From the relations above, we can write v₂ = v₁(A₁/A₂). We then have (1/2)ρ([v₁(A₁/A₂)]² - v₁²) = ρ_mgh - ρgh, or (1/2)ρv₁²[(A₁/A₂)² - 1] = (ρ_m - ρ)gh. This can be rearranged to v₁² = [2(ρ_m - ρ)ghA₂²]/[ρ(A₁² - A₂²)], which gives

v₁ = A₂√([2(ρ_m - ρ)gh]/[ρ(A₁² - A₂²)]).

Here, v₁ is the speed of the air at the entrance of the tube (in the large-diameter section). The volume flow rate at the entrance then, as noted above, is V = v₁A₁.

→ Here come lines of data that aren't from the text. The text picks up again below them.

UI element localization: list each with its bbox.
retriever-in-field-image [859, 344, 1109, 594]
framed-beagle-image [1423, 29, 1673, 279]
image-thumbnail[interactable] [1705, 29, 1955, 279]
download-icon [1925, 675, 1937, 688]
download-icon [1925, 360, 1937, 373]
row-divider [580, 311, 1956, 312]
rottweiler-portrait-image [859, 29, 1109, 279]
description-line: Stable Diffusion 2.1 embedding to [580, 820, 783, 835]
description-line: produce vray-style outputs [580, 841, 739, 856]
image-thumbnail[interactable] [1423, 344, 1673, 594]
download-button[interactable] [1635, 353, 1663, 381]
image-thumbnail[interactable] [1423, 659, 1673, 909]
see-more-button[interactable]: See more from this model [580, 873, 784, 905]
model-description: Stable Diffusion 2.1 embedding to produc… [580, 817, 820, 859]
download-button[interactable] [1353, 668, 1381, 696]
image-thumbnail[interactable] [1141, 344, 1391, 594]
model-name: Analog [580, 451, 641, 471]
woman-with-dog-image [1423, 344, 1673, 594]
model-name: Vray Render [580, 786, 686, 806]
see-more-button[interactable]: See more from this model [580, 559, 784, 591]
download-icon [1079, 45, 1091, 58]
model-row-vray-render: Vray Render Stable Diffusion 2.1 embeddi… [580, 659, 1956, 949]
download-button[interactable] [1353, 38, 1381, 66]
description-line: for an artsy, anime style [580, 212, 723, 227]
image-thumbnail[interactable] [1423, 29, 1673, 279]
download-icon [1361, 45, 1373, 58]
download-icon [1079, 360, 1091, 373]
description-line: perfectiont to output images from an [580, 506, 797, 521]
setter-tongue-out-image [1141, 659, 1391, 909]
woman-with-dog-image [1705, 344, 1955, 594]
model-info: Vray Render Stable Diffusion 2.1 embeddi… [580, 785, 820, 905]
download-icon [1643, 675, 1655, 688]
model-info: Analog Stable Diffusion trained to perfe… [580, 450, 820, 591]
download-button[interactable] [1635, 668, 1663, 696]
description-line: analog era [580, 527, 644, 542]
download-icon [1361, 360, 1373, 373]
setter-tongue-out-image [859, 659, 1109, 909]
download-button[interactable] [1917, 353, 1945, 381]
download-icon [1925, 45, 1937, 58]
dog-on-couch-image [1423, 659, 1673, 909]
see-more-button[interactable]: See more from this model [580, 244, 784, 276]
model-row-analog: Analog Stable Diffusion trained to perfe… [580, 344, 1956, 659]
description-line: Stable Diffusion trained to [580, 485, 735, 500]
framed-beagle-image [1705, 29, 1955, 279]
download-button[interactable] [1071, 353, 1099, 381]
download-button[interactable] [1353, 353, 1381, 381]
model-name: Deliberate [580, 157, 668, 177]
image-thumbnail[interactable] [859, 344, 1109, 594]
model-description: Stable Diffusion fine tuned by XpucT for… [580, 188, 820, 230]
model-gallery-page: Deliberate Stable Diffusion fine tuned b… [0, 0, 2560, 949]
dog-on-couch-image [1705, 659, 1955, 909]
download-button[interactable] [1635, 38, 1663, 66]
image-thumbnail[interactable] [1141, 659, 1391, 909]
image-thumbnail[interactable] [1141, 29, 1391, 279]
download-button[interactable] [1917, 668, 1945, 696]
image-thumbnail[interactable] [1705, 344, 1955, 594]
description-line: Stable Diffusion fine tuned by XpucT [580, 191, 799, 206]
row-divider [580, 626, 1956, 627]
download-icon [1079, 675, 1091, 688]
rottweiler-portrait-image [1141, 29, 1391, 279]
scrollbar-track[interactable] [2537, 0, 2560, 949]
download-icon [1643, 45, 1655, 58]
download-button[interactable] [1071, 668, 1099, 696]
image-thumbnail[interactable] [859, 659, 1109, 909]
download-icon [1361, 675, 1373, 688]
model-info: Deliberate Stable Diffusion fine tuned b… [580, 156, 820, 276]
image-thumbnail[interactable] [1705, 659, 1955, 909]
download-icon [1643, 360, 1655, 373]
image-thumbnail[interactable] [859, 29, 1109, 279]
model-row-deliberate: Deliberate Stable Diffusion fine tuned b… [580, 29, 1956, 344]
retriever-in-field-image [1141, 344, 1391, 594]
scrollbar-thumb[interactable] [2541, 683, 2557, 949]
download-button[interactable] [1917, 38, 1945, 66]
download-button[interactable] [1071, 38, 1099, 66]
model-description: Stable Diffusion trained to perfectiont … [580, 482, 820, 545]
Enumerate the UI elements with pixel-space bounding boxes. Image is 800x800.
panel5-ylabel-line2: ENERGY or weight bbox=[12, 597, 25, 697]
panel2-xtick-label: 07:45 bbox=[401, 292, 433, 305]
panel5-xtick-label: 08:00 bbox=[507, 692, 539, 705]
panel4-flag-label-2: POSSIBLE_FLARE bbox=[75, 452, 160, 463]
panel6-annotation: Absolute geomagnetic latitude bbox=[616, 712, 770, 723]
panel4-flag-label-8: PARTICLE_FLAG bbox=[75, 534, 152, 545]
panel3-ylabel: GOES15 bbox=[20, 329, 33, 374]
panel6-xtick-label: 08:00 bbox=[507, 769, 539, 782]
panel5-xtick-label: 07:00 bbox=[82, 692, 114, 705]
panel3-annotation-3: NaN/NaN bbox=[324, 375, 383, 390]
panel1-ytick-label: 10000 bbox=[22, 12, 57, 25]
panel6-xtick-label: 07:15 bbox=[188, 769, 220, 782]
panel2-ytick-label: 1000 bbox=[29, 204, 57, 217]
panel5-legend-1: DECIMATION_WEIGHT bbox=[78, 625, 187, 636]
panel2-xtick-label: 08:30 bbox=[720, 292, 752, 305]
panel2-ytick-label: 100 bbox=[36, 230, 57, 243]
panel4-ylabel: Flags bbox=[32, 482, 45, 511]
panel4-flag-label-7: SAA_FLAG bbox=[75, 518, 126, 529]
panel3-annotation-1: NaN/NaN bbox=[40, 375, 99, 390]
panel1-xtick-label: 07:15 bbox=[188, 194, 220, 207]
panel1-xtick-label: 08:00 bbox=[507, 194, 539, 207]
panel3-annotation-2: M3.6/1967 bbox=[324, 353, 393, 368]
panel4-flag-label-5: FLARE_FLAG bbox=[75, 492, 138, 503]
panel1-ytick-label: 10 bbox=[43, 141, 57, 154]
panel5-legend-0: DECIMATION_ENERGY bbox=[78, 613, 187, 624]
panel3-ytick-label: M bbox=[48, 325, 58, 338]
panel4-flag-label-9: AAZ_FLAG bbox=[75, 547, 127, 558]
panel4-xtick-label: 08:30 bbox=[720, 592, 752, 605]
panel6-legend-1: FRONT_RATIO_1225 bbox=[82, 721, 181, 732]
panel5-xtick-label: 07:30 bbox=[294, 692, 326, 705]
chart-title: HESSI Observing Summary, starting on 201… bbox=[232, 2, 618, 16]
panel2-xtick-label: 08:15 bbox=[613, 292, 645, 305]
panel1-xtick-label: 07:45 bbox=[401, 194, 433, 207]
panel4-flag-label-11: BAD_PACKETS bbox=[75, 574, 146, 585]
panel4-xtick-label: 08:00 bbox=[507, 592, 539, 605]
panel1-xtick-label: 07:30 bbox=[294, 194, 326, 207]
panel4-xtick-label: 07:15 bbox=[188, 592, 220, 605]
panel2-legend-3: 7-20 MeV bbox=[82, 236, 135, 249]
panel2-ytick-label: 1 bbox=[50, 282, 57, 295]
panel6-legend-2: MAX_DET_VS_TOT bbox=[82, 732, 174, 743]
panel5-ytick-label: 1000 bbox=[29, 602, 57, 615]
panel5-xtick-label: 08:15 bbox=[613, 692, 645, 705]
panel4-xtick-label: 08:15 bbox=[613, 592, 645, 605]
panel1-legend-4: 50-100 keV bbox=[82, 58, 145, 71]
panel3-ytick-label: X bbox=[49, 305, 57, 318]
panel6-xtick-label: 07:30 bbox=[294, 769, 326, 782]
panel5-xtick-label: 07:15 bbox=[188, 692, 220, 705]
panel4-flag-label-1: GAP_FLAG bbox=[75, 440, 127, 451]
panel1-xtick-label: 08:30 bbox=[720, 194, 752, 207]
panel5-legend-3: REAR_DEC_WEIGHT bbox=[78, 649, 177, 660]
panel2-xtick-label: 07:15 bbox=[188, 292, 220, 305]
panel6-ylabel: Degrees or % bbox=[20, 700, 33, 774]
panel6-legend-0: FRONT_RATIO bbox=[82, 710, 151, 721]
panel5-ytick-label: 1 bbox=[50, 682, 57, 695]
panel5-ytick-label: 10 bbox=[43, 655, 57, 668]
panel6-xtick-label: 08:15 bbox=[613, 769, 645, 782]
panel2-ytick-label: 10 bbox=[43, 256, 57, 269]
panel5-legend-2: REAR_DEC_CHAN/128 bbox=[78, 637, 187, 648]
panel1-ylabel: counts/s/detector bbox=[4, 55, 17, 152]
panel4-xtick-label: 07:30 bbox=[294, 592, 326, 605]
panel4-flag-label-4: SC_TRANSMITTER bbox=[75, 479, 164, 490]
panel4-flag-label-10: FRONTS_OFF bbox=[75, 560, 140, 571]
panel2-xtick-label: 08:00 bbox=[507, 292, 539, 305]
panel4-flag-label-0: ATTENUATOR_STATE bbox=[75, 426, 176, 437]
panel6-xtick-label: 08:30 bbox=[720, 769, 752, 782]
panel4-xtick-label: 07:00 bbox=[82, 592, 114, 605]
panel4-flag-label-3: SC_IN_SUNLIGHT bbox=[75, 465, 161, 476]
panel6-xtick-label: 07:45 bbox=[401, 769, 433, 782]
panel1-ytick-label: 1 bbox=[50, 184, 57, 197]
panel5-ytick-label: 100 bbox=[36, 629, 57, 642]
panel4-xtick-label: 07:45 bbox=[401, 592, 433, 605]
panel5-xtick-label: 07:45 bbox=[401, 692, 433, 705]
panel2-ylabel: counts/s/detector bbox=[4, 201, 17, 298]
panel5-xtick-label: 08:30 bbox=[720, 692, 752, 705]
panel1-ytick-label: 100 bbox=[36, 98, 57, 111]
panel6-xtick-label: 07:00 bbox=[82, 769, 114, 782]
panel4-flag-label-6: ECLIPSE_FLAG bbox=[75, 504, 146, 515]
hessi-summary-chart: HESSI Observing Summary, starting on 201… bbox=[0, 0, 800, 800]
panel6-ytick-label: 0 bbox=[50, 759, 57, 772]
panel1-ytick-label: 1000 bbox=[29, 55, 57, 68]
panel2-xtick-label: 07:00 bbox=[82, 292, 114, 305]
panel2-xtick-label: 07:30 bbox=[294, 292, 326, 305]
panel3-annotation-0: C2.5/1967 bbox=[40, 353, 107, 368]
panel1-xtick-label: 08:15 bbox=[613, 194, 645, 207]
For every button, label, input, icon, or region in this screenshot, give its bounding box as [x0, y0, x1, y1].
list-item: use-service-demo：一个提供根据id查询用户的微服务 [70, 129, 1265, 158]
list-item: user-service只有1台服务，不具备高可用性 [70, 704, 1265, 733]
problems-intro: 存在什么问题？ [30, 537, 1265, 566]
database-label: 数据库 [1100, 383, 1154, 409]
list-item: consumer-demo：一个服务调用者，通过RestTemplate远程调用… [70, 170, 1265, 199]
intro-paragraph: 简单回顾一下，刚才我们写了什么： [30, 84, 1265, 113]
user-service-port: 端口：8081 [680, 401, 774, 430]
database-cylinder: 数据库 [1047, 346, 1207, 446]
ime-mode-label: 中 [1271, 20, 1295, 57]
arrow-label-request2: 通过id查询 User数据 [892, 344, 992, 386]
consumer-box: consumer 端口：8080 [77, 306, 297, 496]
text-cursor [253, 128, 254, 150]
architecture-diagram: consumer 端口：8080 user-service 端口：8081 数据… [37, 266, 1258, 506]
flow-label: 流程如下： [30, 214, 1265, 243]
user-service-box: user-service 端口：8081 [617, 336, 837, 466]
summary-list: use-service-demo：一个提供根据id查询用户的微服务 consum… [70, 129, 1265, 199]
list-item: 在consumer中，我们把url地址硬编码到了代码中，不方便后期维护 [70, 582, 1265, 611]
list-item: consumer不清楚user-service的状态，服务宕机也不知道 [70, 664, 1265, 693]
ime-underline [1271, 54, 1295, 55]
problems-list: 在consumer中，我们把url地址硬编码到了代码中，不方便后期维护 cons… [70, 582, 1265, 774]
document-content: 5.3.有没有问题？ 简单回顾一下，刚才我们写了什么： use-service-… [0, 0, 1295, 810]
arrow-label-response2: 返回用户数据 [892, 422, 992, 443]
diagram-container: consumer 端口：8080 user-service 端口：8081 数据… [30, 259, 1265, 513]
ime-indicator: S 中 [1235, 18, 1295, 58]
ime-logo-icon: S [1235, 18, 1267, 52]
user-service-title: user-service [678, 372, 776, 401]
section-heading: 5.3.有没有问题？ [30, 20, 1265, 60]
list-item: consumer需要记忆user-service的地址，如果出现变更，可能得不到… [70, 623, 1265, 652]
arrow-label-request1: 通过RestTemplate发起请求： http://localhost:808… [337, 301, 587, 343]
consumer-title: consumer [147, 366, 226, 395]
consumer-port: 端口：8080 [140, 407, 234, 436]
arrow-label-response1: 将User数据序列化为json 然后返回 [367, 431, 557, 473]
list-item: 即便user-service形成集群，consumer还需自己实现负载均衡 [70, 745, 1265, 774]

One can arrive at the Bernoulli equation in one of at least two ways. It arises from a formal mathematical treatment of the equations of motion for a fluid, which are similar to those for electrodynamics. Since it is essentially a statement of the conservation of energy, one can also derive it by means of the work-energy theorem. We can envision fluid flowing through a tube with an entrance having a particular cross-sectional area, A₁, and an exit at a different height, with an area A₂. If we consider a particular volume of fluid at the entrance and at the exit, these correspond to a length l₁ at the entrance and l₂ at the exit. If we call the entrance pressure p₁, the exit pressure p₂, and the entrance and exit heights y₁ and y₂, respectively, we can calculate the total work done on the fluid (by the sum of pressure and gravitational forces) as p₁A₁l₁ - p₂A₂l₂ - mg(y₂ - y₁). The product of area and length is volume, which we can also write as m/ρ, so this becomes (p₁ - p₂)(m/ρ) - mg(y₂ - y₁). By the work-energy theorem, this work must equal the kinetic energy change for the volume element, which we can express as (1/2)mv₂² - (1/2)mv₁². Equating these gives:

(p₁ - p₂)(m/ρ) - mg(y₂ - y₁) = (1/2)mv₂² - (1/2)mv₁²

which we can rearrange as p₁ + (1/2)ρv₁² + ρgy₁ = p₂ + (1/2)ρv₂² + ρgy₂. Since the subscripts can refer to any two points along the tube, we can drop them and replace the right side of this equation with a constant to give the Bernoulli equation as stated above.

References:

1) Sears, Francis Weston and Zemansky, Mark W. College Physics, Third Edition (Reading, Massachusetts: Addison-Wesley Publishing Company, 1960) p. 271.
2) Feynman, Richard P., Leighton, Robert B. and Sands, Matthew. The Feynman Lectures on Physics, Volume II, Mainly Electromagnetism and Matter (Reading, Massachusetts: Addison-Wesley Publishing Company, 1963) 40-2 to 40-9.
3) Resnick, Robert and Halliday, David. Physics, Part One, Third Edition (New York: John Wiley and Sons, 1977), pp. 386-392.